Research Areas
20th- and 21st-century Francophone literature and culture; diaspora and migration narratives, particularly of the Vietnamese diaspora; critical refugee studies; food and foodways; memory
Biography
I am a Ph.D. candidate in French, specializing in refugitude aesthetics, memory, care, and food in 20th- and 21st-century French and Francophone literature, especially of the Vietnamese diaspora.

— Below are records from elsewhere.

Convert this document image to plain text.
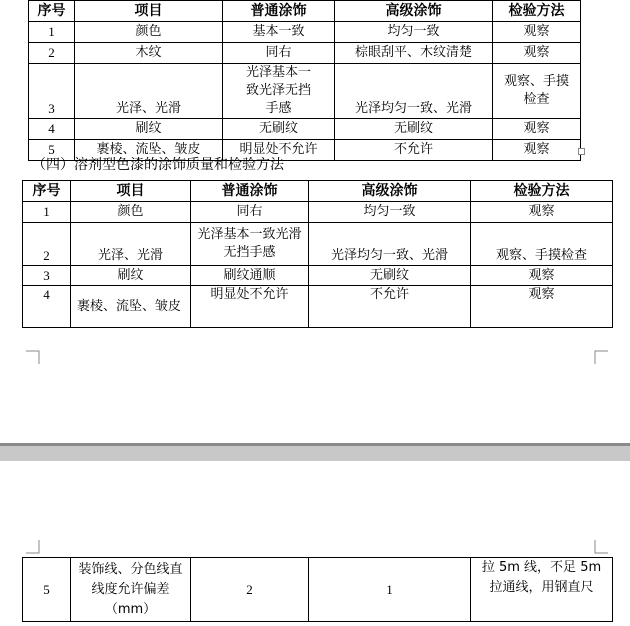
序号	项目	普通涂饰	高级涂饰	检验方法
1	颜色	基本一致	均匀一致	观察
2	木纹	同右	棕眼刮平、木纹清楚	观察
3	光泽、光滑	光泽基本一致光泽无挡手感	光泽均匀一致、光滑	观察、手摸检查
4	刷纹	无刷纹	无刷纹	观察
5	裹棱、流坠、皱皮	明显处不允许	不允许	观察
（四）溶剂型色漆的涂饰质量和检验方法
序号	项目	普通涂饰	高级涂饰	检验方法
1	颜色	同右	均匀一致	观察
2	光泽、光滑	光泽基本一致光滑无挡手感	光泽均匀一致、光滑	观察、手摸检查
3	刷纹	刷纹通顺	无刷纹	观察
4	裹棱、流坠、皱皮	明显处不允许	不允许	观察
5	装饰线、分色线直线度允许偏差（mm）	2	1	拉 5m 线，不足 5m 拉通线，用钢直尺
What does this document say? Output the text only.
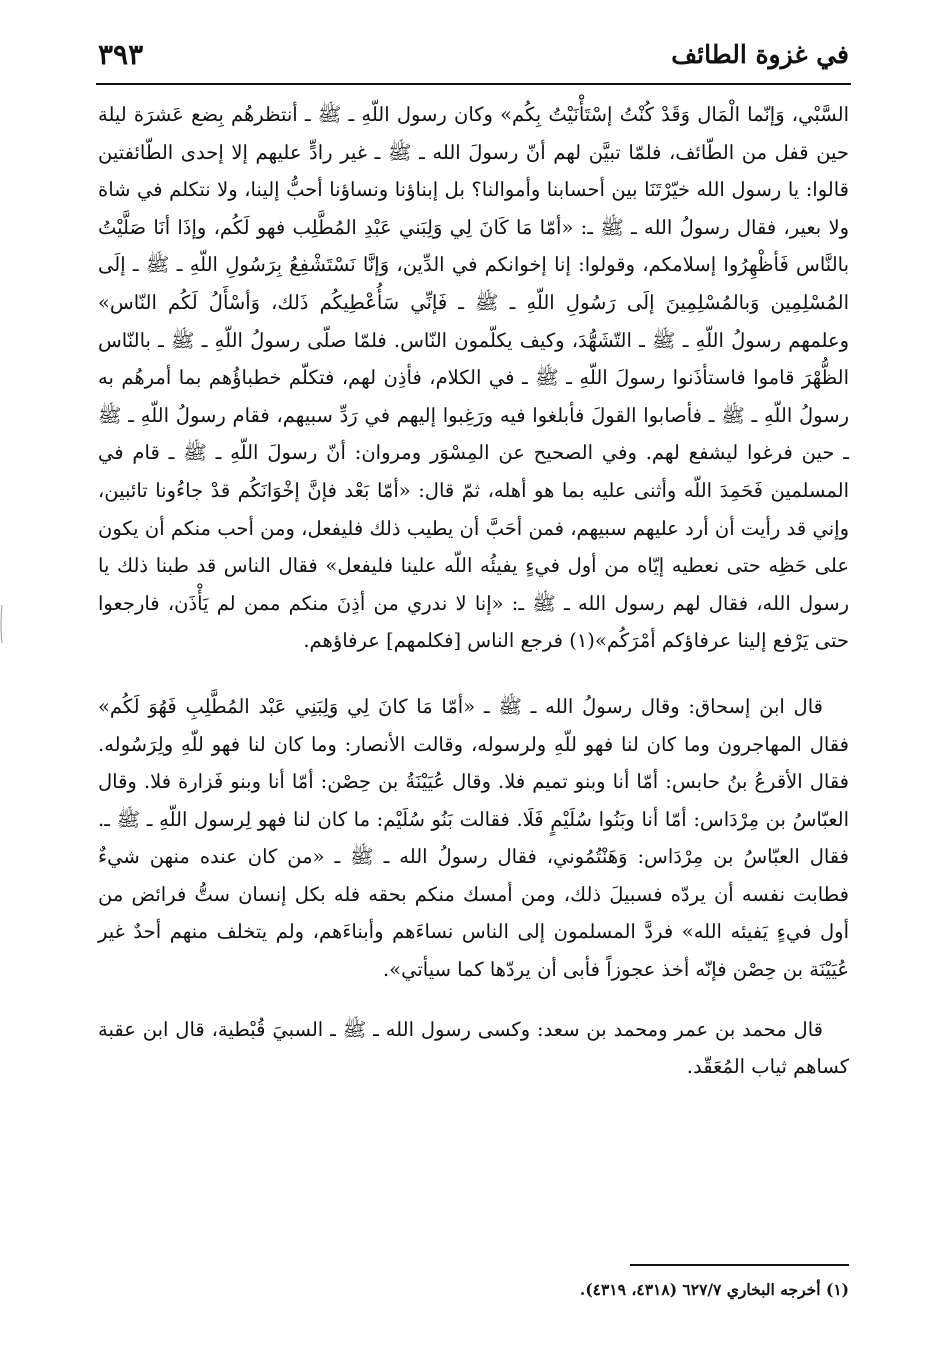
في غزوة الطائف
٣٩٣

السَّبْي، وَإنّما الْمَال وَقَدْ كُنْتُ إسْتَأْنَيْتُ بِكُم» وكان رسول اللّهِ ـ ﷺ ـ أنتظرهُم بِضع عَشرَة ليلة حين قفل من الطّائف، فلمّا تبيَّن لهم أنّ رسولَ الله ـ ﷺ ـ غير رادٍّ عليهم إلا إحدى الطّائفتين قالوا: يا رسول الله خيّرْتَنَا بين أحسابنا وأموالنا؟ بل إبناؤنا ونساؤنا أحبُّ إلينا، ولا نتكلم في شاة ولا بعير، فقال رسولُ الله ـ ﷺ ـ: «أمّا مَا كَانَ لِي وَلِبَني عَبْدِ المُطَّلِب فهو لَكُم، وإذَا أنَا صَلَّيْتُ بالنَّاس فَأظْهِرُوا إسلامكم، وقولوا: إنا إخوانكم في الدِّين، وَإنَّا نَسْتَشْفِعُ بِرَسُولِ اللّهِ ـ ﷺ ـ إلَى المُسْلِمِين وَبالمُسْلِمِينَ إلَى رَسُولِ اللّهِ ـ ﷺ ـ فَإنِّي سَأُعْطِيكُم ذَلك، وَأسْأَلُ لَكُم النّاس» وعلمهم رسولُ اللّهِ ـ ﷺ ـ التّشَهُّدَ، وكيف يكلّمون النّاس. فلمّا صلّى رسولُ اللّهِ ـ ﷺ ـ بالنّاس الظُّهْرَ قاموا فاستأذَنوا رسولَ اللّهِ ـ ﷺ ـ في الكلام، فأذِن لهم، فتكلّم خطباؤُهم بما أمرهُم به رسولُ اللّهِ ـ ﷺ ـ فأصابوا القولَ فأبلغوا فيه ورَغِبوا إليهم في رَدِّ سبيهم، فقام رسولُ اللّهِ ـ ﷺ ـ حين فرغوا ليشفع لهم. وفي الصحيح عن المِسْوَر ومروان: أنّ رسولَ اللّهِ ـ ﷺ ـ قام في المسلمين فَحَمِدَ اللّه وأثنى عليه بما هو أهله، ثمّ قال: «أمّا بَعْد فإنَّ إخْوَانَكُم قدْ جاءُونا تائبين، وإني قد رأيت أن أرد عليهم سبيهم، فمن أحَبَّ أن يطيب ذلك فليفعل، ومن أحب منكم أن يكون على حَظِه حتى نعطيه إيّاه من أول فيءٍ يفيئُه اللّه علينا فليفعل» فقال الناس قد طبنا ذلك يا رسول الله، فقال لهم رسول الله ـ ﷺ ـ: «إنا لا ندري من أذِنَ منكم ممن لم يَأْذَن، فارجعوا حتى يَرْفع إلينا عرفاؤكم أمْرَكُم»(١) فرجع الناس [فكلمهم] عرفاؤهم.

قال ابن إسحاق: وقال رسولُ الله ـ ﷺ ـ «أمّا مَا كانَ لِي وَلِبَنِي عَبْد المُطَّلِبِ فَهُوَ لَكُم» فقال المهاجرون وما كان لنا فهو للّهِ ولرسوله، وقالت الأنصار: وما كان لنا فهو للّهِ ولِرَسُوله. فقال الأقرعُ بنُ حابس: أمّا أنا وبنو تميم فلا. وقال عُيَيْنَةُ بن حِصْن: أمّا أنا وبنو فَزارة فلا. وقال العبّاسُ بن مِرْدَاس: أمّا أنا وبَنُوا سُلَيْمٍ فَلَا. فقالت بَنُو سُلَيْم: ما كان لنا فهو لِرسول اللّهِ ـ ﷺ ـ. فقال العبّاسُ بن مِرْدَاس: وَهَنْتُمُوني، فقال رسولُ الله ـ ﷺ ـ «من كان عنده منهن شيءٌ فطابت نفسه أن يردّه فسبيلَ ذلك، ومن أمسك منكم بحقه فله بكل إنسان ستُّ فرائض من أول فيءٍ يَفيئه الله» فردَّ المسلمون إلى الناس نساءَهم وأبناءَهم، ولم يتخلف منهم أحدٌ غير عُيَيْنَة بن حِصْن فإنّه أخذ عجوزاً فأبى أن يردّها كما سيأتي».

قال محمد بن عمر ومحمد بن سعد: وكسى رسول الله ـ ﷺ ـ السبيَ قُبْطية، قال ابن عقبة كساهم ثياب المُعَقّد.

(١) أخرجه البخاري ٦٢٧/٧ (٤٣١٨، ٤٣١٩).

Mu dissertation examines care and its tensions by focusing on a primordial act of care in the Vietnamese diaspora: feeding. I argue that the culinary and commensal both serve as a primary means of care in displacement and can offer an analytic site for exploring care’s complexities. Amid the inhospitable conditions of humanitarian governments and an ineffectual global refugee regime, my project asks what literary, aesthetic, and gastronomic strategies exist for not only creating alternative pathways to and forms of care, but also preserving diasporic and refugee memory? Drawing on diasporic Vietnamese literature, archival research in the US and France, and oral histories, I consider the ways in which diasporic and refugee subjects reimagine care and food as care, interrogate their promises, and expose their coercive co-optations. Working across genres (novels, memoirs, graphic novels, film, photography, and administrative documents), national contexts (Vietnam, France, the US, and Canada), and theoretical frameworks while curating an oral history archive of immigrant and refugee chefs to complement the dissertation, this project constructs an alternative archive of care that preserves and privileges typically unspectacular(ized) histories with the goal of facilitating transdiasporic dialogue. Ultimately, this project aims to illuminate strategies for and stories of reassembling homes, lives, and diasporic memory in displacement. This research has been generously supported by fellowships and grants from the American Council of Learned Societies and Mellon Foundation (Mellon/ACLS Dissertation Innovation Fellowship) as well as UC Berkeley's Center for Southeast Asian Studies.
Coming from a family of immigrants and refugees, I strongly believe in the critical power of “me-search” (cf. Nguyen 2014). I consider the intersections and tensions of my own identity (as Vietnamese/Korean/Chinese American) and personal histories as inextricable from a critical approach to literary and historical study as well as a driving force behind my research. Prior to coming to Berkeley, I received my B.A. from Hamilton College in 2018 where I simultaneously completed individual honors theses for French and Literature, both exploring the relationship between language and racial/identity formation in Asian diaspora literature (Franco/Québécois-Vietnamese and Korean American respectively). I also spent a year in Paris through Hamilton in France, studying at l’Université Sorbonne-Nouvelle – Paris III, and another year in the Occitanie region of France as a high school assistant de langue through the Teaching Assistant Program in France (TAPIF). I am always happy to speak about these experiences with undergraduates weighing out their options.
When I am not poring over experimental literary aesthetics, I am experimenting in the kitchen, trying new restaurants in the Bay Area, or singing my heart out in karaoke with friends.